Effect of TCDD on Ho-1 expression. Hepa1c1c cells were treated with tBHQ (30 μM, 4 h, positive control); CHX (10 μg/ml, 4 h); TCDD (1 nM, 4 h), or combinations of the agents. Total RNA was prepared and expression of Ho-1 mRNA was examined by real-time PCR as described under Material and Methods. Results represent means ± standard deviations from triplicate samples. The same experiment was repeated twice with similar results.

Fig. 9

Interaction between AhR and Nrf2. Cells were treated with tBHQ (30 μM) or TCDD (1 nM) for 4 h. Cell lysate was prepared and immunoprecipitation was performed as described under Material and Methods. (A) AhR-Arnt interaction. (B) AhR-Nrf2 interaction. (C) AhR-Keap1 interaction.

Fig. 10

A working model of Nqo1 induction by AhR agonists.

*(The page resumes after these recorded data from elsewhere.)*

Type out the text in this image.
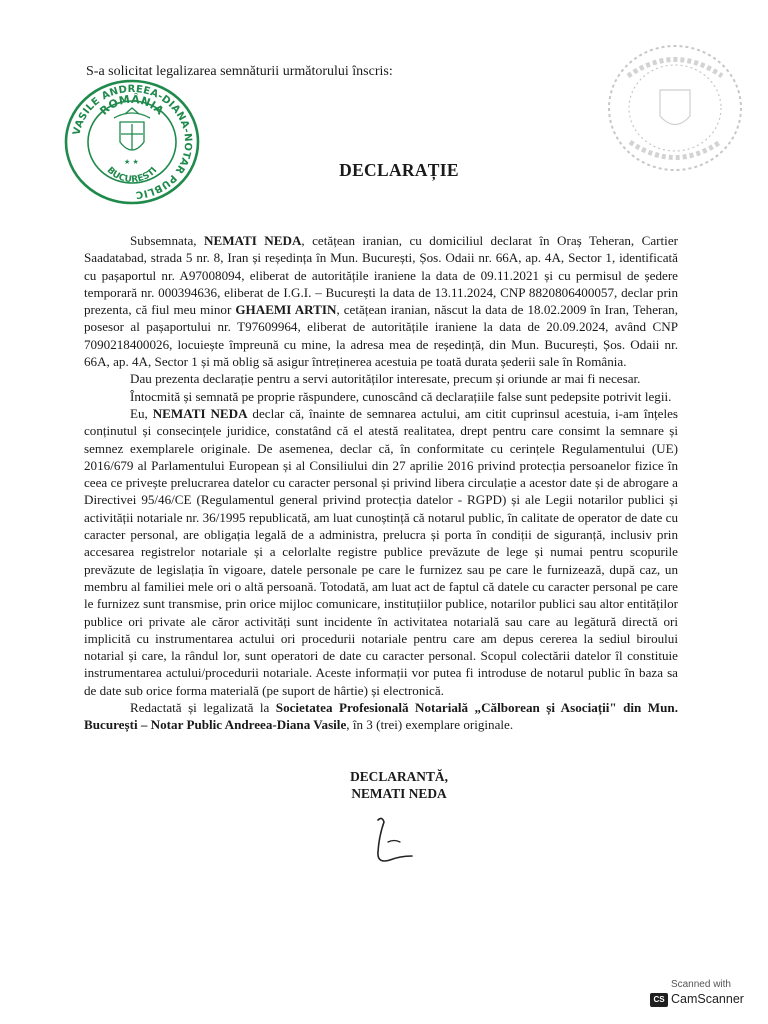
S-a solicitat legalizarea semnăturii următorului înscris:
ROMÂNIA
VASILE ANDREEA-DIANA-NOTAR PUBLIC
BUCUREȘTI
★ ★	DECLARAȚIE

Subsemnata, NEMATI NEDA, cetățean iranian, cu domiciliul declarat în Oraș Teheran, Cartier Saadatabad, strada 5 nr. 8, Iran și reședința în Mun. București, Șos. Odaii nr. 66A, ap. 4A, Sector 1, identificată cu pașaportul nr. A97008094, eliberat de autoritățile iraniene la data de 09.11.2021 și cu permisul de ședere temporară nr. 000394636, eliberat de I.G.I. – București la data de 13.11.2024, CNP 8820806400057, declar prin prezenta, că fiul meu minor GHAEMI ARTIN, cetățean iranian, născut la data de 18.02.2009 în Iran, Teheran, posesor al pașaportului nr. T97609964, eliberat de autoritățile iraniene la data de 20.09.2024, având CNP 7090218400026, locuiește împreună cu mine, la adresa mea de reședință, din Mun. București, Șos. Odaii nr. 66A, ap. 4A, Sector 1 și mă oblig să asigur întreținerea acestuia pe toată durata șederii sale în România.

Dau prezenta declarație pentru a servi autorităților interesate, precum și oriunde ar mai fi necesar.

Întocmită și semnată pe proprie răspundere, cunoscând că declarațiile false sunt pedepsite potrivit legii.

Eu, NEMATI NEDA declar că, înainte de semnarea actului, am citit cuprinsul acestuia, i-am înțeles conținutul și consecințele juridice, constatând că el atestă realitatea, drept pentru care consimt la semnare și semnez exemplarele originale. De asemenea, declar că, în conformitate cu cerințele Regulamentului (UE) 2016/679 al Parlamentului European și al Consiliului din 27 aprilie 2016 privind protecția persoanelor fizice în ceea ce privește prelucrarea datelor cu caracter personal și privind libera circulație a acestor date și de abrogare a Directivei 95/46/CE (Regulamentul general privind protecția datelor - RGPD) și ale Legii notarilor publici și activității notariale nr. 36/1995 republicată, am luat cunoștință că notarul public, în calitate de operator de date cu caracter personal, are obligația legală de a administra, prelucra și porta în condiții de siguranță, inclusiv prin accesarea registrelor notariale și a celorlalte registre publice prevăzute de lege și numai pentru scopurile prevăzute de legislația în vigoare, datele personale pe care le furnizez sau pe care le furnizează, după caz, un membru al familiei mele ori o altă persoană. Totodată, am luat act de faptul că datele cu caracter personal pe care le furnizez sunt transmise, prin orice mijloc comunicare, instituțiilor publice, notarilor publici sau altor entităților publice ori private ale căror activități sunt incidente în activitatea notarială sau care au legătură directă ori implicită cu instrumentarea actului ori procedurii notariale pentru care am depus cererea la sediul biroului notarial și care, la rândul lor, sunt operatori de date cu caracter personal. Scopul colectării datelor îl constituie instrumentarea actului/procedurii notariale. Aceste informații vor putea fi introduse de notarul public în baza sa de date sub orice forma materială (pe suport de hârtie) și electronică.

Redactată și legalizată la Societatea Profesională Notarială „Călborean și Asociații" din Mun. București – Notar Public Andreea-Diana Vasile, în 3 (trei) exemplare originale.

DECLARANTĂ,
NEMATI NEDA
Scanned with
CS CamScanner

AhR agonists, such as TCDD and B[a]P, binds and activates AhR. Activated AhR translocates into the nucleus and dimerizes with Arnt in order to bind to DRE of the Nqo1 enhancer. Activated AhR also interacts with Nrf2, either directly or through the Nrf2/Keap1 complex, to inhibit Nrf2 degradation leading to Nrf2 nuclear accumulation, dimerization of Nrf2 with a small Maf, and increased binding of Nrf2/Maf to ARE. AhR may physically interact with Nrf2 at the enhancer. The concerted actions of AhR and Nrf2 are responsible for Nqo1 induction by AhR agonists.